2. Combinaison suivant la revendication 1, dans laquelle le dit régulateur électronique
(60) comporte en outre un transducteur (66) de mise à l'échelle électriquement relié
au dit premier moyen (64) afin de recevoir de celui-ci le signal électrique produit
par le dit premier moyen (64), le dit transducteur (66) de mise à l'échelle permettant
d'amener le signal électrique qu'il reçoit à une échelle appropriée.

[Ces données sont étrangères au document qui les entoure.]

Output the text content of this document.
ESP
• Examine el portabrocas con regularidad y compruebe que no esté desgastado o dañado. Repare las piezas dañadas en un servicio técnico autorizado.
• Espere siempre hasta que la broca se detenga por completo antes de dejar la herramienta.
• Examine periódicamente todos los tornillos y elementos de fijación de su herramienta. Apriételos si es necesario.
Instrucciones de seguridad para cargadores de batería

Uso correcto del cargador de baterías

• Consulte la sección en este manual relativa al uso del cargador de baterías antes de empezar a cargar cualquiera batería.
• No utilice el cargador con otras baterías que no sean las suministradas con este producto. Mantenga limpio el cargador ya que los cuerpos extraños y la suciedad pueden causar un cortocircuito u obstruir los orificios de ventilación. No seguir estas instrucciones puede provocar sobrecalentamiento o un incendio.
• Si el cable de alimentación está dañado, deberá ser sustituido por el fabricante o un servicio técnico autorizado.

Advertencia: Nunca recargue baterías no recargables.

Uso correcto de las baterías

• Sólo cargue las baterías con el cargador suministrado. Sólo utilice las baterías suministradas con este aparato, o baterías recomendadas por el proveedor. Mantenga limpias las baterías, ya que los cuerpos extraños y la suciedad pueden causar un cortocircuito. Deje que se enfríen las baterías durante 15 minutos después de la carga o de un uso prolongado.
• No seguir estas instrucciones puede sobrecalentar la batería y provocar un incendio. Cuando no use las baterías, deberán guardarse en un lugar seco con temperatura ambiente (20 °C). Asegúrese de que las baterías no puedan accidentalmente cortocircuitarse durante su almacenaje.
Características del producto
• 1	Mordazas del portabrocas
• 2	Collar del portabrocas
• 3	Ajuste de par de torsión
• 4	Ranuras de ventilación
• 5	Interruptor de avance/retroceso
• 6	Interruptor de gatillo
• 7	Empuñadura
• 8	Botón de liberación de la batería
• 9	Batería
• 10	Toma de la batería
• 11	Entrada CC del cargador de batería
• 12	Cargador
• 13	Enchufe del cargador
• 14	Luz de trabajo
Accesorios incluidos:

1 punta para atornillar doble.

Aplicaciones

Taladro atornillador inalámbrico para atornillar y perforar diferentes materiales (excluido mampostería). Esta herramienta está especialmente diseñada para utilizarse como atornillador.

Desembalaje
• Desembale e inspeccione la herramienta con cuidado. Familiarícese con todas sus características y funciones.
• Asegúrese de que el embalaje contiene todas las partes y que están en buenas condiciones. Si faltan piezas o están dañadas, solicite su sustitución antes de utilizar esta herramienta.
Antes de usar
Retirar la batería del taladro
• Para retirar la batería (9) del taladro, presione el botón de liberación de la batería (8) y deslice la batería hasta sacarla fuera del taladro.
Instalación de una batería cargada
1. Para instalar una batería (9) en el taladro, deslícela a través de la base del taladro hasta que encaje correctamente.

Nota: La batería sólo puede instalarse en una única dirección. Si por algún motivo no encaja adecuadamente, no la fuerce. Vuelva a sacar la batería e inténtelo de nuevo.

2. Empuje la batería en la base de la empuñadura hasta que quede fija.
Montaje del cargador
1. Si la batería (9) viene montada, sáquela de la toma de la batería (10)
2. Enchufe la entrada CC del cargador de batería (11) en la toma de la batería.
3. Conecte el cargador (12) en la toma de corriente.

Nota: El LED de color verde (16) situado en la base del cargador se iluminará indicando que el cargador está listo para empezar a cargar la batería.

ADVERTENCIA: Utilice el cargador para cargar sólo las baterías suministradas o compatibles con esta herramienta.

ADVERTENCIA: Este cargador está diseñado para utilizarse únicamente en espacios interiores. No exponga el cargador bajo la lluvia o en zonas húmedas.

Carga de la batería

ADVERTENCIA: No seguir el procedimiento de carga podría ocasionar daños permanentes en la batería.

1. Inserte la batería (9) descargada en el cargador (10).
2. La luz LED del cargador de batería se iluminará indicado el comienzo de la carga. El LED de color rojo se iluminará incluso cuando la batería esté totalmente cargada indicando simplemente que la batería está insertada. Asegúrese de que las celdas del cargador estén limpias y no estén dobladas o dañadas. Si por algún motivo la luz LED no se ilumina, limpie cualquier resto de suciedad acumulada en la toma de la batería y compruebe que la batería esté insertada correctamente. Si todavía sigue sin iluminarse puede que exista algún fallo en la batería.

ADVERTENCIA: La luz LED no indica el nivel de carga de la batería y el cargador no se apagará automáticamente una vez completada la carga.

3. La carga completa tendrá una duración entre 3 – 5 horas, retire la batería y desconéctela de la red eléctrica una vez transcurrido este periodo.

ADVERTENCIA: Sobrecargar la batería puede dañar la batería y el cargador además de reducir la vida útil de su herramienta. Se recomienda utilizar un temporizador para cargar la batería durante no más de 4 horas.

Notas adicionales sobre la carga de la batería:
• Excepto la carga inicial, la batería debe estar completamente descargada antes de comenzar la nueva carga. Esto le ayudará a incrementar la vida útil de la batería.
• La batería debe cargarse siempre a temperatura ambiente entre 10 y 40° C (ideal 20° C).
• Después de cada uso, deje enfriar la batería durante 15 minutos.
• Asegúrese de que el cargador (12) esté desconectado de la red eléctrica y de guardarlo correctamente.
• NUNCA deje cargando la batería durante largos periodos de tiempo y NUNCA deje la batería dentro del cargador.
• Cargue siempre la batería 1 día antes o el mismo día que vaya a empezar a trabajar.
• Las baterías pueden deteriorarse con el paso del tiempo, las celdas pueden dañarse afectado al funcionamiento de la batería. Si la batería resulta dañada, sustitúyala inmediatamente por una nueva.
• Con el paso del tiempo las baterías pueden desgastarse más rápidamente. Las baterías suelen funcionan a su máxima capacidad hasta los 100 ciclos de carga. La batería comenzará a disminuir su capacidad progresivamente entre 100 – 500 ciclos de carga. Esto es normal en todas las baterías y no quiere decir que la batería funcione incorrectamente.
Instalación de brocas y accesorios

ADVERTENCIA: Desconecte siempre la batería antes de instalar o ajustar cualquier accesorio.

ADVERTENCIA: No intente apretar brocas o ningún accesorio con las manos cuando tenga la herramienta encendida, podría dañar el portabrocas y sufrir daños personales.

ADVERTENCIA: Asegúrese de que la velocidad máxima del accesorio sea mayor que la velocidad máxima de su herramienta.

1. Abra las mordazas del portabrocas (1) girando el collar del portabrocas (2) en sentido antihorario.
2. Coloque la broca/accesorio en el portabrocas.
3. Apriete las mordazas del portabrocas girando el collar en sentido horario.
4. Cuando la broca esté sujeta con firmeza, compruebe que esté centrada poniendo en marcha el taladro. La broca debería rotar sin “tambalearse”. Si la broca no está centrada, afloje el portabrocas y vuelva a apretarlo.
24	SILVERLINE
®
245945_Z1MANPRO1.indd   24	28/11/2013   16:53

3. Combinaison suivant la revendication 2, dans laquelle le dit régulateur électronique
(60) comporte en outre une carte de conversion (70) électriquement reliée au dit transducteur
(66) de mise à l'échelle et au dit poste de régulation (72) afin de recevoir le signal
électrique provenant du dit transducteur (66) de mise à l'échelle et de transmettre
le signal électrique au dit poste de régulation (72), la dite carte de conversion
(70) permettant d'appliquer au signal électrique un traitement supplémentaire préparatoire
à l'introduction du signal électrique, sous forme de premier signal d'entrée, dans
le dit poste de régulation (72).
4. Combinaison suivant la revendication 3, dans laquelle le dit régulateur électronique
(60) comporte en outre un transmetteur de pression (76) relié hydrauliquement au dit
deuxième moyen (82,102) pour recevoir de celui-ci le signal produit par le dit deuxième
moyen (82, 102) et relié électriquement au dit poste de régulation (72), le dit transmetteur
de pression (76) permettant de transmettre le signal qu'il reçoit du dit deuxième
moyen (82, 102) au dit poste de régulation (72) sous forme d'un deuxième signal d'entrée
dans ce dernier.
5. Combinaison suivant la revendication 4, dans laquelle le dit régulateur électronique
(60) comporte en outre une source d'énergie (78) reliée électriquement au dit transducteur
(66) de mise à l'échelle, à la dite carte de conversion (70), au dit poste de régulation
(72) et au dit transmetteur de pression (76), la dite source d'énergie (78) permettant
de fournir au dit transductuer (66) de mise à l'échelle, à la dite carte de conversion
(70), au dit poste de régulation (72) et au dit transmetteur de pression (76) l'énergie
électrique requise pour leur fonctionnement.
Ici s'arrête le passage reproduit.